Well, it is not that good. What we have had since 2009 is the worst economic recovery in modern American history. The average rate of growth used to be 3%; now it is 2%. A huge deterioration. And this decline occurred notwithstanding an unprecedented period of high federal spending (hence the debt explosion) and zero interest rates that were supposed to guarantee higher growth. Unemployment is down to 5%. But this is largely because far fewer people are active workers. Millions have dropped out. Labor participation is extremely low.

Add to this millions of people who have part-time jobs only because they cannot find full-time occupation and the picture turns dark. Most of the new jobs created by this economy are in low paying sectors: waiters, janitors, nursing assistants, store clerks.

What we have is a highly indebted, slow-growing American economy that at its best is able to create low paying services jobs. And the trouble is that the President and many others claim that this is good. We are doing fine. No, we are not. With this feeble growth, and this unprecedented level of debt we are well on our way to a slow but inevitable economic decline.

The “Land of Opportunity” 

America used to be the “Land of Opportunity”. By this I mean the country in which many wanted to be entrepreneurs because they knew they had a fair chance to succeed. The broader context –laws, regulations, contracts enforcement, patent protection, credit availability, taxation– was generally pro-business.

And then there was a huge continental size market populated by eager consumers. When Americans see something new, or better, or cheaper they will buy it.
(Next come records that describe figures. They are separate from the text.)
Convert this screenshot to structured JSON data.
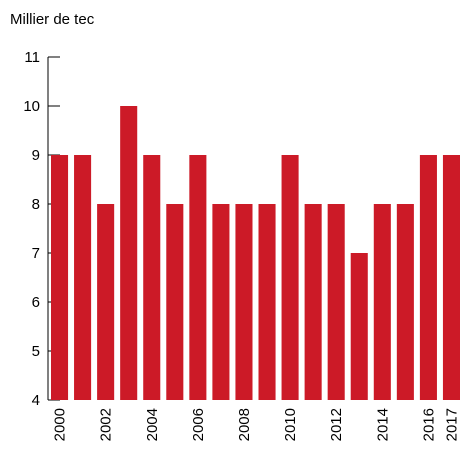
{
  "chart_data": {
    "type": "bar",
    "unit_label": "Millier de tec",
    "title": "",
    "xlabel": "",
    "ylabel": "Millier de tec",
    "categories": [
      "2000",
      "2001",
      "2002",
      "2003",
      "2004",
      "2005",
      "2006",
      "2007",
      "2008",
      "2009",
      "2010",
      "2011",
      "2012",
      "2013",
      "2014",
      "2015",
      "2016",
      "2017"
    ],
    "x_tick_labels": [
      "2000",
      "2002",
      "2004",
      "2006",
      "2008",
      "2010",
      "2012",
      "2014",
      "2016",
      "2017"
    ],
    "values": [
      9,
      9,
      8,
      10,
      9,
      8,
      9,
      8,
      8,
      8,
      9,
      8,
      8,
      7,
      8,
      8,
      9,
      9
    ],
    "y_ticks": [
      4,
      5,
      6,
      7,
      8,
      9,
      10,
      11
    ],
    "ylim": [
      4,
      11
    ],
    "grid": false,
    "legend": "none",
    "bar_color": "#cc1a27",
    "axis_color": "#000000"
  }
}
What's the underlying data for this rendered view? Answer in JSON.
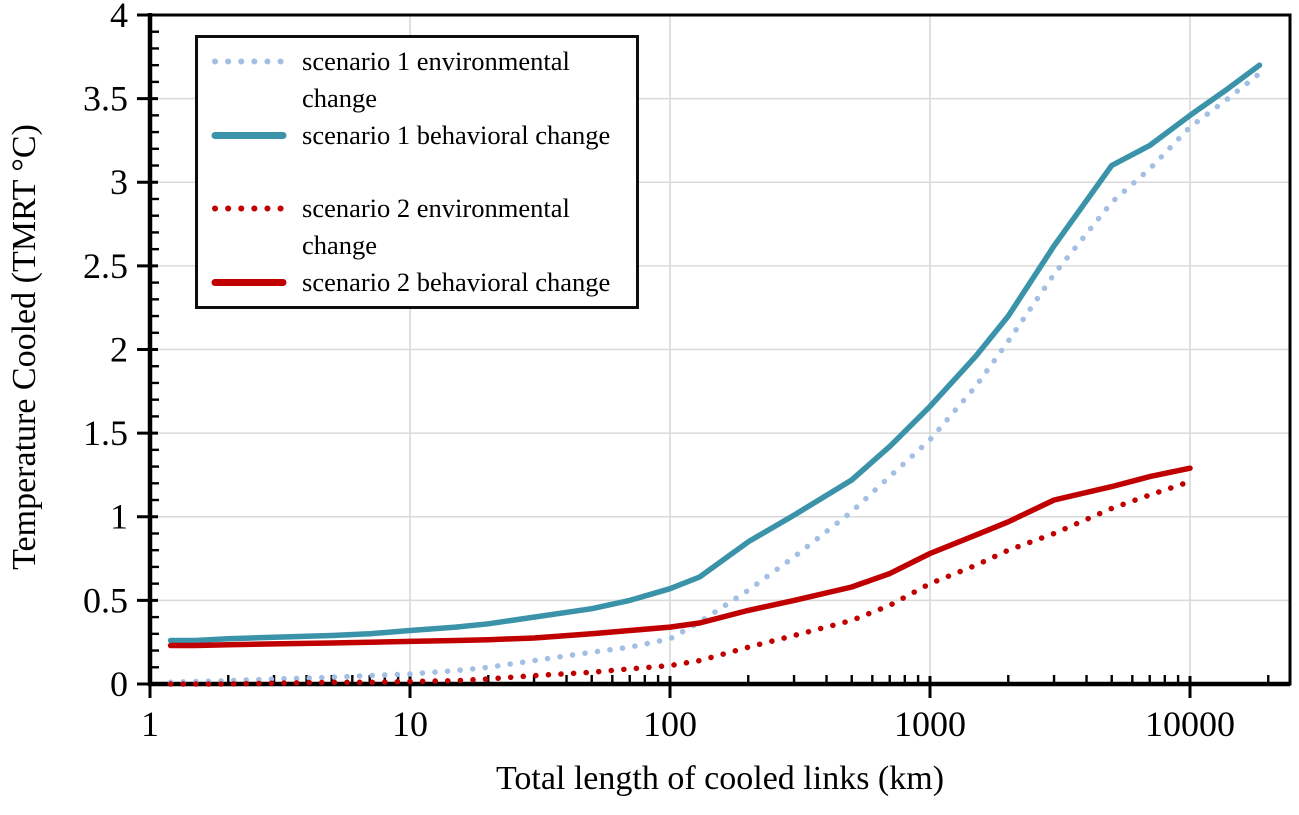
{
  "chart_data": {
    "type": "line",
    "title": "",
    "xlabel": "Total length of cooled links (km)",
    "ylabel": "Temperature Cooled (TMRT °C)",
    "x_scale": "log",
    "xlim": [
      1,
      24000
    ],
    "ylim": [
      0,
      4
    ],
    "grid": true,
    "grid_color": "#D9D9D9",
    "axis_color": "#000000",
    "legend_position": "top-left",
    "x_ticks": [
      1,
      10,
      100,
      1000,
      10000
    ],
    "x_tick_labels": [
      "1",
      "10",
      "100",
      "1000",
      "10000"
    ],
    "y_ticks": [
      0,
      0.5,
      1,
      1.5,
      2,
      2.5,
      3,
      3.5,
      4
    ],
    "y_tick_labels": [
      "0",
      "0.5",
      "1",
      "1.5",
      "2",
      "2.5",
      "3",
      "3.5",
      "4"
    ],
    "y_minor_step": 0.1,
    "series": [
      {
        "name": "scenario 1 environmental change",
        "style": "dotted",
        "color": "#A3BFE3",
        "x": [
          1.2,
          1.5,
          2,
          3,
          5,
          7,
          10,
          15,
          20,
          30,
          50,
          70,
          100,
          130,
          200,
          300,
          500,
          700,
          1000,
          1500,
          2000,
          3000,
          5000,
          7000,
          10000,
          14000,
          18500
        ],
        "y": [
          0.01,
          0.015,
          0.02,
          0.03,
          0.04,
          0.05,
          0.06,
          0.08,
          0.1,
          0.14,
          0.19,
          0.22,
          0.27,
          0.37,
          0.56,
          0.76,
          1.03,
          1.24,
          1.46,
          1.78,
          2.05,
          2.45,
          2.88,
          3.08,
          3.33,
          3.5,
          3.65
        ]
      },
      {
        "name": "scenario 1 behavioral change",
        "style": "solid",
        "color": "#3A93A9",
        "x": [
          1.2,
          1.5,
          2,
          3,
          5,
          7,
          10,
          15,
          20,
          30,
          50,
          70,
          100,
          130,
          200,
          300,
          500,
          700,
          1000,
          1500,
          2000,
          3000,
          5000,
          7000,
          10000,
          14000,
          18500
        ],
        "y": [
          0.26,
          0.26,
          0.27,
          0.28,
          0.29,
          0.3,
          0.32,
          0.34,
          0.36,
          0.4,
          0.45,
          0.5,
          0.57,
          0.64,
          0.85,
          1.01,
          1.22,
          1.42,
          1.66,
          1.96,
          2.2,
          2.62,
          3.1,
          3.22,
          3.4,
          3.56,
          3.7
        ]
      },
      {
        "name": "scenario 2 environmental change",
        "style": "dotted",
        "color": "#C00000",
        "x": [
          1.2,
          1.5,
          2,
          3,
          5,
          7,
          10,
          15,
          20,
          30,
          50,
          70,
          100,
          130,
          200,
          300,
          500,
          700,
          1000,
          1500,
          2000,
          3000,
          5000,
          7000,
          10000
        ],
        "y": [
          0.0,
          0.0,
          0.0,
          0.005,
          0.01,
          0.01,
          0.015,
          0.02,
          0.03,
          0.05,
          0.07,
          0.09,
          0.11,
          0.14,
          0.22,
          0.29,
          0.38,
          0.47,
          0.6,
          0.71,
          0.8,
          0.9,
          1.05,
          1.13,
          1.21
        ]
      },
      {
        "name": "scenario 2 behavioral change",
        "style": "solid",
        "color": "#C00000",
        "x": [
          1.2,
          1.5,
          2,
          3,
          5,
          7,
          10,
          15,
          20,
          30,
          50,
          70,
          100,
          130,
          200,
          300,
          500,
          700,
          1000,
          1500,
          2000,
          3000,
          5000,
          7000,
          10000
        ],
        "y": [
          0.23,
          0.23,
          0.235,
          0.24,
          0.245,
          0.25,
          0.255,
          0.26,
          0.265,
          0.275,
          0.3,
          0.32,
          0.34,
          0.365,
          0.44,
          0.5,
          0.58,
          0.66,
          0.78,
          0.89,
          0.97,
          1.1,
          1.18,
          1.24,
          1.29
        ]
      }
    ]
  }
}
For all these reasons, many Americans who started new enterprises did well, while some did extraordinarily well.

In that era the “Self-Made Man” became the quintessential American icon. At the same time a symbol of success, and a role model for others aspiring to be business owners.
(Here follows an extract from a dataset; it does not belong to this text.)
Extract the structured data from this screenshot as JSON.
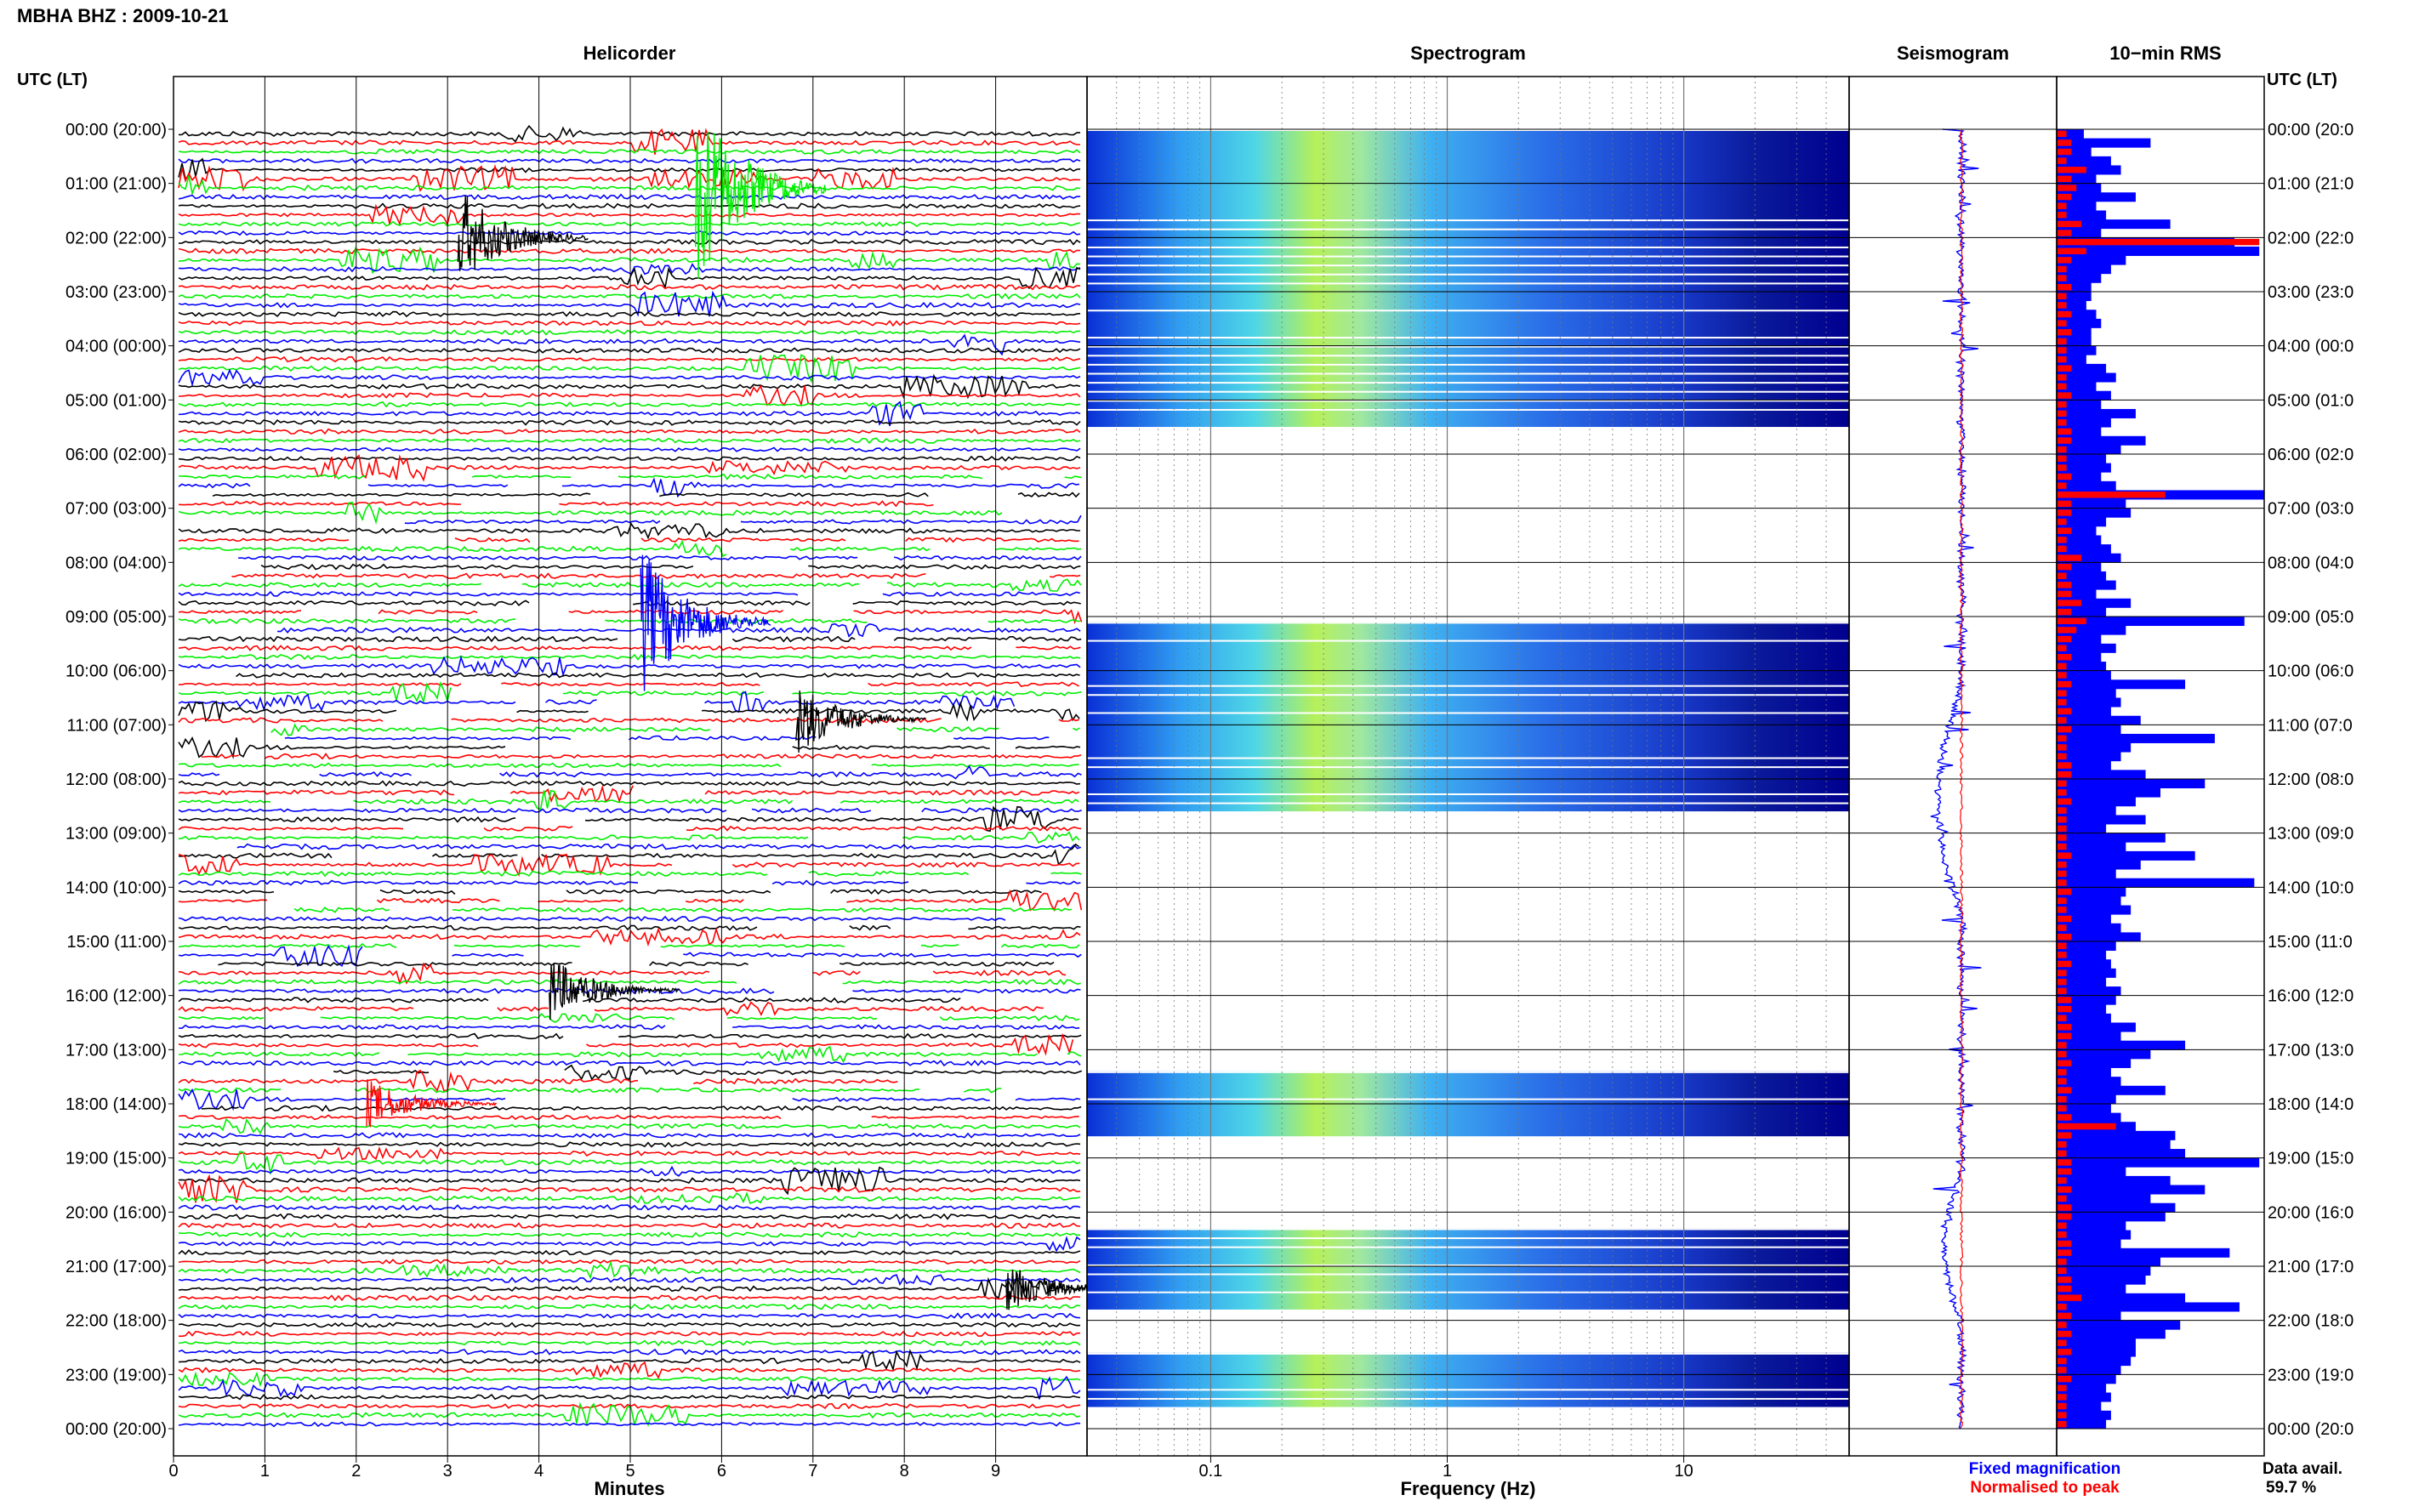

Old model not working anymore 

Well, this old model is not working anymore. Sure, whatever may be happening to the US Stock Market in recent days, the American economy is still growing; certainly more than anemic Europe, or semi-moribund Japan. Employment is growing. The US Dollar is strong. But, compared to its historic average, America has been experiencing very slow growth, while the income of lower middle class and working class Americans has been stagnating for decades.

Low rate of investment 

So, what is the problem? The problem is in a bad combination of higher taxes, suffocating regulations and Fed-induced perverse incentives that push large companies to issue more debt, instead of investing to expand operations.
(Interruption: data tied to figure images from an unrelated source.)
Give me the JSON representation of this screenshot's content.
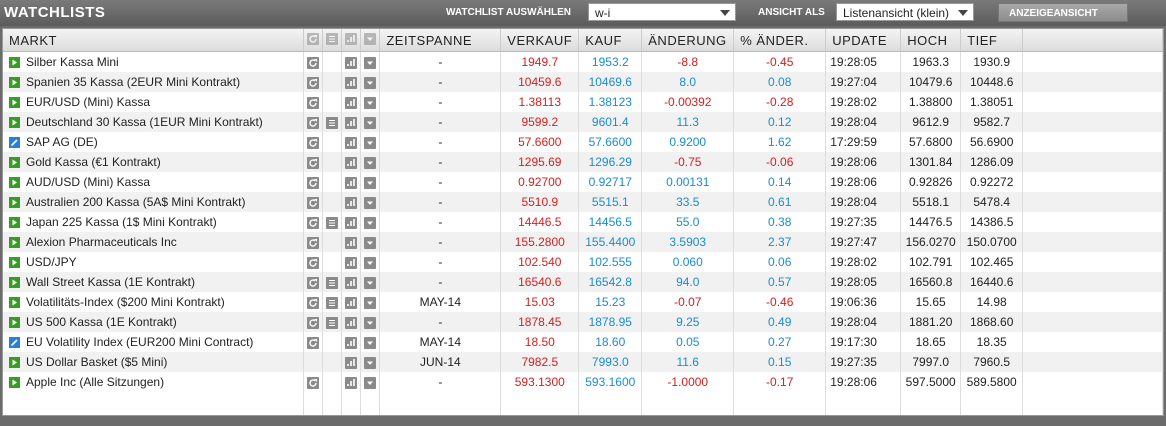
{
  "header": {
    "title": "WATCHLISTS",
    "select_label": "WATCHLIST AUSWÄHLEN",
    "select_value": "w-i",
    "view_label": "ANSICHT ALS",
    "view_value": "Listenansicht (klein)",
    "button": "ANZEIGEANSICHT"
  },
  "table": {
    "columns": [
      "MARKT",
      "ZEITSPANNE",
      "VERKAUF",
      "KAUF",
      "ÄNDERUNG",
      "% ÄNDER.",
      "UPDATE",
      "HOCH",
      "TIEF"
    ],
    "rows": [
      [
        "Silber Kassa Mini",
        "-",
        "1949.7",
        "1953.2",
        "-8.8",
        "-0.45",
        "19:28:05",
        "1963.3",
        "1930.9"
      ],
      [
        "Spanien 35 Kassa (2EUR Mini Kontrakt)",
        "-",
        "10459.6",
        "10469.6",
        "8.0",
        "0.08",
        "19:27:04",
        "10479.6",
        "10448.6"
      ],
      [
        "EUR/USD (Mini) Kassa",
        "-",
        "1.38113",
        "1.38123",
        "-0.00392",
        "-0.28",
        "19:28:02",
        "1.38800",
        "1.38051"
      ],
      [
        "Deutschland 30 Kassa (1EUR Mini Kontrakt)",
        "-",
        "9599.2",
        "9601.4",
        "11.3",
        "0.12",
        "19:28:04",
        "9612.9",
        "9582.7"
      ],
      [
        "SAP AG (DE)",
        "-",
        "57.6600",
        "57.6600",
        "0.9200",
        "1.62",
        "17:29:59",
        "57.6800",
        "56.6900"
      ],
      [
        "Gold Kassa (€1 Kontrakt)",
        "-",
        "1295.69",
        "1296.29",
        "-0.75",
        "-0.06",
        "19:28:06",
        "1301.84",
        "1286.09"
      ],
      [
        "AUD/USD (Mini) Kassa",
        "-",
        "0.92700",
        "0.92717",
        "0.00131",
        "0.14",
        "19:28:06",
        "0.92826",
        "0.92272"
      ],
      [
        "Australien 200 Kassa (5A$ Mini Kontrakt)",
        "-",
        "5510.9",
        "5515.1",
        "33.5",
        "0.61",
        "19:28:04",
        "5518.1",
        "5478.4"
      ],
      [
        "Japan 225 Kassa (1$ Mini Kontrakt)",
        "-",
        "14446.5",
        "14456.5",
        "55.0",
        "0.38",
        "19:27:35",
        "14476.5",
        "14386.5"
      ],
      [
        "Alexion Pharmaceuticals Inc",
        "-",
        "155.2800",
        "155.4400",
        "3.5903",
        "2.37",
        "19:27:47",
        "156.0270",
        "150.0700"
      ],
      [
        "USD/JPY",
        "-",
        "102.540",
        "102.555",
        "0.060",
        "0.06",
        "19:28:02",
        "102.791",
        "102.465"
      ],
      [
        "Wall Street Kassa (1E Kontrakt)",
        "-",
        "16540.6",
        "16542.8",
        "94.0",
        "0.57",
        "19:28:05",
        "16560.8",
        "16440.6"
      ],
      [
        "Volatilitäts-Index ($200 Mini Kontrakt)",
        "MAY-14",
        "15.03",
        "15.23",
        "-0.07",
        "-0.46",
        "19:06:36",
        "15.65",
        "14.98"
      ],
      [
        "US 500 Kassa (1E Kontrakt)",
        "-",
        "1878.45",
        "1878.95",
        "9.25",
        "0.49",
        "19:28:04",
        "1881.20",
        "1868.60"
      ],
      [
        "EU Volatility Index (EUR200 Mini Contract)",
        "MAY-14",
        "18.50",
        "18.60",
        "0.05",
        "0.27",
        "19:17:30",
        "18.65",
        "18.35"
      ],
      [
        "US Dollar Basket ($5 Mini)",
        "JUN-14",
        "7982.5",
        "7993.0",
        "11.6",
        "0.15",
        "19:27:35",
        "7997.0",
        "7960.5"
      ],
      [
        "Apple Inc (Alle Sitzungen)",
        "-",
        "593.1300",
        "593.1600",
        "-1.0000",
        "-0.17",
        "19:28:06",
        "597.5000",
        "589.5800"
      ]
    ]
  }
}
The net result, as David Stockman points out in his Contra Corner, is that net investment in 2014 was only 2.3% of GDP. This is barely half the 4-5% average that prevailed in the high growth era of the 1950s and 1960s. And right now, Stockman notes, net investment is still below the 2007 levels.

Fewer new businesses created 

And this disappointing investment data is confirmed by the declining number of new businesses being formed. The declining number of new enterprises is the red flag, the proverbial canary in the economic mine, indicating that a negative trend is now dominant.

Simply stated, new businesses, the proverbial startups, are the heart and soul of the American economy. Hard to think about future growth and dynamism if their numbers go down. But this is exactly what is happening.

As Daniel Henninger points out in a WSJ piece, the number of one year old businesses grew nicely from 550,000 in 1987 to 650,000 in 2006. But then they started going down.

The recession 

Of course we have to factor the Great Recession of 2008 and 2009. Many companies, large and small folded. But the recession, however severe, ended. Since 2009 we have had many years of uninterrupted growth. Still, the number of new startups keeps declining. In his WSJ piece Henninger quotes data from the Kauffman Foundation. In 2012 there were only 400,000 new companies created in America.

And it gets worse. A 2014 Brookings Institution report, also quoted by Henninger, indicates that since 2008 every year there are more companies going out of business than new businesses created. This is a horrible trend.

What happened? 

Now, we can debate the causes of all this. I cited bad monetary policies, high taxes, and a positively anti-business regulatory environment. Other talk about the crisis of innovation, (not enough of it to give life to new technologies and new companies that will produce them), “secular stagnation”, or whatever.

The pro-growth eco-system is gone 

The fact is that, due to multiple factors, the legendary pro-growth American economic “eco-system” is no longer there. The old, easy to understand incentives to start a business and grow it are no longer there. In some sectors the regulatory thicket is almost impenetrable. As a result of all these new obstacles, fewer young people have the interest and the aspiration to become entrepreneurs.

This is a major problem. Whatever may happen in Wall Street in the next few weeks, this entrepreneurship decline is a real, structural impediment to robust future growth. America has become a country in which debt-driven, slow growth is the new model.

Debt driven economy 

Of course, until now financing operations through extremely low interest corporate bonds seemed extremely smart. Many companies got essentially free money. Yes, but it looks that this free money was used to fund current operations or stock repurchases. It has not been used to fuel new investments.

The fact that President Obama ignored all this in his State of the Union Address is a bad indication. Of course, he is defending his 7 years economic policy record.

But in so doing he is also telling America that this new era of slow growth, dangerously high levels of debt, under employment, declining entrepreneurship and lack of innovation is actually alright.

And, no, it is not alright. This is a road to economic and societal decline.

A new mandate

Let’s hope that a new President will have the mandate to shake up the system. We need aggressive deregulation, lower corporate taxes, and a genuine pro-business policy environment.

We need risk takers who once again feel that it makes sense to start a business in America, without having to worry all the time about inspections and compliance with obscure rules that most people do not even understand.